The film industry faces a similar challenge as bandwidth increases enable downloading movies over the Internet. "It would be interesting to watch whether the movie industry will in fact rapidly and aggressively adopt a distribution model consistent with the new technology," he said.
Slated to talk on corporate governance at the event hosted by the Delhi-based National Association of Software and Service Companies (NASSCOM), Barrett also spoke at length on the variety of business models companies can adopt to be successful.
A number of companies have benefited by changing the rules, said Barrett, citing retailer Wal-Mart Stores and Dell, which sells configured-to-order computers direct to customers. Wal-Mart uses IT to control inventory and point-of-sale information, to know exactly what is selling at any of its locations, how to price a product, how to price it by region, and how to replenish inventory automatically.
"Wal-Mart is really an IT company in disguise," Barrett said. "They just happen to sell products to the consumer."
Intel changed the rules to its advantage using four key strategies, according to Barrett. These included its "Intel Inside" branding program, shifting the definition of computer architecture from computer makers to companies like Intel, creating a new distribution channel of about 180,000 system integrators that build computers with Intel technology, and setting up a venture capital business that invested in companies with technologies supporting or compatible with Intel's own technologies.
"There are very few ingredient brands that have been successful," said Barrett, referring to the company's "Intel Inside" branding.
As computer devices got more sophisticated, packed with more functionality, Intel had a greater impact on the definition of computer architecture so that computer manufacturers did less research and development (R&D) in computer architecture, Barrett said. "We decided to use that to our advantage, and we decided we would foot the bill to do the R&D, we would create new architectures, and then we would give our customers that research and development information free of charge so they would use our latest products for their next generation of computer architectures," Barrett added.
Along the way, there were a number of startups with new technologies that could have posed a challenge to Intel.

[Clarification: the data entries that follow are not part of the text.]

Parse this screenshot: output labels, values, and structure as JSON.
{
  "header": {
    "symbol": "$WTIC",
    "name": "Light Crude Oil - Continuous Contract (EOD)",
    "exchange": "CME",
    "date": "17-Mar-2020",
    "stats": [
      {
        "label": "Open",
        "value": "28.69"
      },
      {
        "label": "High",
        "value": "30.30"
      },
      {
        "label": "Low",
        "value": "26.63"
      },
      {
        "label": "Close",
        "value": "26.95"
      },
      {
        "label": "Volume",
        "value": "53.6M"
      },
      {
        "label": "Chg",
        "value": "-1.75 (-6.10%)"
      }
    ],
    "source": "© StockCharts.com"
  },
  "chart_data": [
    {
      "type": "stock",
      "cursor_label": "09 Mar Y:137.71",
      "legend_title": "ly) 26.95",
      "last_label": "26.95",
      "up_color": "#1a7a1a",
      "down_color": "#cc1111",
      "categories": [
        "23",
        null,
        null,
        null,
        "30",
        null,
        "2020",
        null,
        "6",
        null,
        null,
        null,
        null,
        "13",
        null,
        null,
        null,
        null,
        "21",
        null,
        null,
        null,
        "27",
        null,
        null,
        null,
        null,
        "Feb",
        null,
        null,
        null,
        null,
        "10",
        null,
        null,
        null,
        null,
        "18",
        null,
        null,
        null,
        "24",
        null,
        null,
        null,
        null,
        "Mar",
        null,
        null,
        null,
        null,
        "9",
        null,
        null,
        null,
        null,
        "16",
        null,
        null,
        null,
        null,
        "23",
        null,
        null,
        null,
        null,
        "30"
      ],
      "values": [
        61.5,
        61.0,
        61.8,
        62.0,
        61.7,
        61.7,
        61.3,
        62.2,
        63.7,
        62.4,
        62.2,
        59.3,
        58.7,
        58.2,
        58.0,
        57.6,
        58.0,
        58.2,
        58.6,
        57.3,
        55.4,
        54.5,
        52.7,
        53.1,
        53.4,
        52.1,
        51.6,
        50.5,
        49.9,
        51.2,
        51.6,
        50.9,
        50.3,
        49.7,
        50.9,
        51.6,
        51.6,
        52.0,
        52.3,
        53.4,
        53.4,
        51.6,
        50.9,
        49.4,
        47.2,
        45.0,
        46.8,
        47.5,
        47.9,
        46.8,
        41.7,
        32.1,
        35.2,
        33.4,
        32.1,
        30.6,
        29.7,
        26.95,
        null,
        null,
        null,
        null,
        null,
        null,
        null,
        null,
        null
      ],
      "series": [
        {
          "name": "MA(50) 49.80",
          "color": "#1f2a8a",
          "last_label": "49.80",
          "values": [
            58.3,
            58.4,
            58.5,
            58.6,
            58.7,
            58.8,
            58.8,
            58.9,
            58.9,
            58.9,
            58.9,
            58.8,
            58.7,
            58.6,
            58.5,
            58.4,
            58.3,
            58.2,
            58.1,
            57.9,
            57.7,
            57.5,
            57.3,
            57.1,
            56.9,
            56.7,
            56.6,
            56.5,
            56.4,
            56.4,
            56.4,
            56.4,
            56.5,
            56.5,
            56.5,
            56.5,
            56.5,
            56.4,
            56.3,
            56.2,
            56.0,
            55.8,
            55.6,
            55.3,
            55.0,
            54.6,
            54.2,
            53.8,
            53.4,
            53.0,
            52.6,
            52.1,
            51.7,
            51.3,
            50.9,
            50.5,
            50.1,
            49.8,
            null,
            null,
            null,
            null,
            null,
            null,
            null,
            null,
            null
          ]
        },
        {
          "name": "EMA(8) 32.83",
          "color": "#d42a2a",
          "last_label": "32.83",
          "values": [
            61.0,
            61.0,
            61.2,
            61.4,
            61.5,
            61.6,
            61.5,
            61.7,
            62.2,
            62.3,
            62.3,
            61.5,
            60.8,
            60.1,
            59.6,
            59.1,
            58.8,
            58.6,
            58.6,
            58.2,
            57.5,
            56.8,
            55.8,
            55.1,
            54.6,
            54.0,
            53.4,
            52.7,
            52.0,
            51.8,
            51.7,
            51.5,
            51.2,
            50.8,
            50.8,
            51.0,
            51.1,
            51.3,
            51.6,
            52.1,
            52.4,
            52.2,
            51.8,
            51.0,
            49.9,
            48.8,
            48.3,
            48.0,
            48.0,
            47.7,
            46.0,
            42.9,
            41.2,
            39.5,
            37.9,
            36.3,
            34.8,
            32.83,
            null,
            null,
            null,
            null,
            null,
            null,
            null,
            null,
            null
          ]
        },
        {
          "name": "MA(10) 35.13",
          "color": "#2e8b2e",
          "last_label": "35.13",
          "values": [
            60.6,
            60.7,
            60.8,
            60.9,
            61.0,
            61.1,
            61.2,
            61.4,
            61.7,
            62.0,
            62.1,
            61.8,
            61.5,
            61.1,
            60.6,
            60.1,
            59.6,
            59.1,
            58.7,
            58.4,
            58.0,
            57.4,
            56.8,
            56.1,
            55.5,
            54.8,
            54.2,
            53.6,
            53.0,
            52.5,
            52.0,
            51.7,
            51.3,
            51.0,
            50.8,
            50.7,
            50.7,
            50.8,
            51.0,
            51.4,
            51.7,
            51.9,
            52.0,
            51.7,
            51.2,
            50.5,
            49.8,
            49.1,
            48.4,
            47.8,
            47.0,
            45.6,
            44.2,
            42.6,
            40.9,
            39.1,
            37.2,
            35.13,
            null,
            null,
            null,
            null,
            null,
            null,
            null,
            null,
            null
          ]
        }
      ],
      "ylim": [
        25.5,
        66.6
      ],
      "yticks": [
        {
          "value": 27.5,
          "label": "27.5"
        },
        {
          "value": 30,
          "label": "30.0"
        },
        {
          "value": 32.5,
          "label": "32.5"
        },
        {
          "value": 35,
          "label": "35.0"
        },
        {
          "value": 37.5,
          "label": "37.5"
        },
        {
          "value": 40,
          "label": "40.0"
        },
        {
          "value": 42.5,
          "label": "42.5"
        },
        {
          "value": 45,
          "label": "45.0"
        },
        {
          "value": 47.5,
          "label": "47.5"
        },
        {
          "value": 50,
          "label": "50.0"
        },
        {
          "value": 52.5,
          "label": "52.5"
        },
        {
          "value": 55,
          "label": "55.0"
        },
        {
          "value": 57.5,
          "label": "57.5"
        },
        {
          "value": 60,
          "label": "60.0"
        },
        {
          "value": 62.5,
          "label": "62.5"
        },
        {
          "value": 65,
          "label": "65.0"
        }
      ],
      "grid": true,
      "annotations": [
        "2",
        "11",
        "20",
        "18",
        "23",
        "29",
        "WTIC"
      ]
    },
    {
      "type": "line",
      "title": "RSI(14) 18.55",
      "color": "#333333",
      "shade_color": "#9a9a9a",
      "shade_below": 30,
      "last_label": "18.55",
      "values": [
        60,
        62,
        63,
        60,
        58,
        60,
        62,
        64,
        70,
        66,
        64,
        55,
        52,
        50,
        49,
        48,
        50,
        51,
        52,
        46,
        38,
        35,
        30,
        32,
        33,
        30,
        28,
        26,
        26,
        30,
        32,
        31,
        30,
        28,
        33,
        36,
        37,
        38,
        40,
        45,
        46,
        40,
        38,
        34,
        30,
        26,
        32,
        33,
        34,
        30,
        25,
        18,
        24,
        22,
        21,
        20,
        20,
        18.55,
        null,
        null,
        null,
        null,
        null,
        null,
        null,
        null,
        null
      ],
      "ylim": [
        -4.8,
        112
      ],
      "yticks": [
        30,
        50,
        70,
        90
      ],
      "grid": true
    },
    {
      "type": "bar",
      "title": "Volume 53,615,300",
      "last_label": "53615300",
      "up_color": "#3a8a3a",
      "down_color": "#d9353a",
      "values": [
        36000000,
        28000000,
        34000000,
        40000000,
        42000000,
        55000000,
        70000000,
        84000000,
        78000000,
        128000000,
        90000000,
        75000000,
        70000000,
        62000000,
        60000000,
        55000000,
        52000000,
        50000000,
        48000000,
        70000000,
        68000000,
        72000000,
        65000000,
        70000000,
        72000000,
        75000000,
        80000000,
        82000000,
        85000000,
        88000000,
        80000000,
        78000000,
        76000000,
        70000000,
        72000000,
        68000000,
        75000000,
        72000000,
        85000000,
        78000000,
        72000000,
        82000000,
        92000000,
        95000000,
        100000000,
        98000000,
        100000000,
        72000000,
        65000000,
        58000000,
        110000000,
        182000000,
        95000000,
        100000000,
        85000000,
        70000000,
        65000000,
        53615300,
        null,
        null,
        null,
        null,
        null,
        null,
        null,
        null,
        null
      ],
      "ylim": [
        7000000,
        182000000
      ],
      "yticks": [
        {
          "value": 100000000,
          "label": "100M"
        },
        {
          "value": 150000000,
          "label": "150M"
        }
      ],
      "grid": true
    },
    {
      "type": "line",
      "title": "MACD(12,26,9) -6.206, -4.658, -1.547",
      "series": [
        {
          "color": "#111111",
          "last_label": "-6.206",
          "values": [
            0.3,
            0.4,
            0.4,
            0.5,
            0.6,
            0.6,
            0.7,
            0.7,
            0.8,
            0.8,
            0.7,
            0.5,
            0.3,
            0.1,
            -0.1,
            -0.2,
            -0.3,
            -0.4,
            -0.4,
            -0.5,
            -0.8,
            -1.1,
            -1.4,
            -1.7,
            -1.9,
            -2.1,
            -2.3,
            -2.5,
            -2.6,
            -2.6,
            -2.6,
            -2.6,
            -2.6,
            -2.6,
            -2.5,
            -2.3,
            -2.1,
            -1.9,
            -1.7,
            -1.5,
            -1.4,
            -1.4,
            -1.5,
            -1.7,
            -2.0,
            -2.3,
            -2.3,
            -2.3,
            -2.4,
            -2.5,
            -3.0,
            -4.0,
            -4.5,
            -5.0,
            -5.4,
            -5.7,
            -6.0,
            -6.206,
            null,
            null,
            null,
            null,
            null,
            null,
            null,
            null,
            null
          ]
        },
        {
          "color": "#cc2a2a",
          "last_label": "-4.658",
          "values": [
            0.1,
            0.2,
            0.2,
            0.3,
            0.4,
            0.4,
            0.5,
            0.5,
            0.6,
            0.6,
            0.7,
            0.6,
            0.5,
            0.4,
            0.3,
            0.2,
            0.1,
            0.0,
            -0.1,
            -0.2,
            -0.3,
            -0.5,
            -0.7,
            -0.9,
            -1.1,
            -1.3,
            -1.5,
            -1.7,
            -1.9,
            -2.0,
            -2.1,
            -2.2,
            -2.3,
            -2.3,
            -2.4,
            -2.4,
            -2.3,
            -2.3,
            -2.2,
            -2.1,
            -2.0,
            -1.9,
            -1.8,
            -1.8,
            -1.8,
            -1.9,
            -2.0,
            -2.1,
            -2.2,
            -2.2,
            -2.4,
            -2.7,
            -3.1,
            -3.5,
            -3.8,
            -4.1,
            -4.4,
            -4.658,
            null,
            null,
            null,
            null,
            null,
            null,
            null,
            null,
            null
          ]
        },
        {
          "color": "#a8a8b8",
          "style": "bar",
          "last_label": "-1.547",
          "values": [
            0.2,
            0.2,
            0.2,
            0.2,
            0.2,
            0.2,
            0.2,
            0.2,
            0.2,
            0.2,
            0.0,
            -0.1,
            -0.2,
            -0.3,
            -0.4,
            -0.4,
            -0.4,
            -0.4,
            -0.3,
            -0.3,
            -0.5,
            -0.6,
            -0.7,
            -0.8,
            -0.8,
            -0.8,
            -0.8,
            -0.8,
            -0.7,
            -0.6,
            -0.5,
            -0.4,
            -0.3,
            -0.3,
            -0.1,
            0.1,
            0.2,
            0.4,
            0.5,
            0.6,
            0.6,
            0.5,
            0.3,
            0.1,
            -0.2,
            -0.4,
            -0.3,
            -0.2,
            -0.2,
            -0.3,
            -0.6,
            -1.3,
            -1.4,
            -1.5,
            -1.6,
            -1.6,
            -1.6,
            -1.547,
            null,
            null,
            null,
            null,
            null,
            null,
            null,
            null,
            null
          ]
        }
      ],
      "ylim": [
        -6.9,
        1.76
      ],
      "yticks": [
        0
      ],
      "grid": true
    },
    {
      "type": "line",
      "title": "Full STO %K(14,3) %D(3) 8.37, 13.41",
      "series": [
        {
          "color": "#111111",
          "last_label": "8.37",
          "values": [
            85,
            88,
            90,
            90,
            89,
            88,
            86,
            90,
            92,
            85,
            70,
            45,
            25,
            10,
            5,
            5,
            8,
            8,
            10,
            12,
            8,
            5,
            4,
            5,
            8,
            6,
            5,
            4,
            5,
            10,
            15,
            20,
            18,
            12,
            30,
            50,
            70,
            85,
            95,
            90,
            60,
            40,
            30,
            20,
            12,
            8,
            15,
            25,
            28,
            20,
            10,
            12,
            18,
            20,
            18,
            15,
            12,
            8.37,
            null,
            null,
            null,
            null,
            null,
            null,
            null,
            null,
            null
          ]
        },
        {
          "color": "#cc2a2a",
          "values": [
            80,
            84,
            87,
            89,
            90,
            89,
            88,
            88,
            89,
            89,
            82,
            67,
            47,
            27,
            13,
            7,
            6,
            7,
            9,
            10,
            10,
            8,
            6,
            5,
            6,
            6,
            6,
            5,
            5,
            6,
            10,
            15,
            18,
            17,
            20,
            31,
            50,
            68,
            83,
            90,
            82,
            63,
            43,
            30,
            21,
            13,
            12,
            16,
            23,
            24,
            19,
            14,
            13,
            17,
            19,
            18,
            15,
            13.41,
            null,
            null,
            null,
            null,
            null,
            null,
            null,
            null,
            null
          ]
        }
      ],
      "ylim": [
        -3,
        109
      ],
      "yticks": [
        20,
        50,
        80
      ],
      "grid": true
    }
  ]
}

Barrett gave the example of Transmeta, which designed a microprocessor with a software-based approach to processing instructions that could compete with Intel in the low-power, mobile market.
"They were not particularly successful, for one, because they did not execute particularly well, and also Intel recognized what was happening, and responded quickly enough," Barrett said.
Touching on new rules of corporate governance and accountability in the U.S., including the Sarbanes-Oxley Act, Barrett said that he believes most companies are professional and honest and new regulations led companies to focus their resources on compliance, rather than on creativity and innovation.
"The U.S. political system instituted a number of rules and regulations, and perhaps the best way to describe these is that they try to legislate integrity, morality, professionalism, and behavior in a legal fashion in the corporate business world," Barrett said. "I think that the great majority of U.S. corporations were already doing all of those things, but the politicians in their wisdom have put an infinite burden of proof on everyone."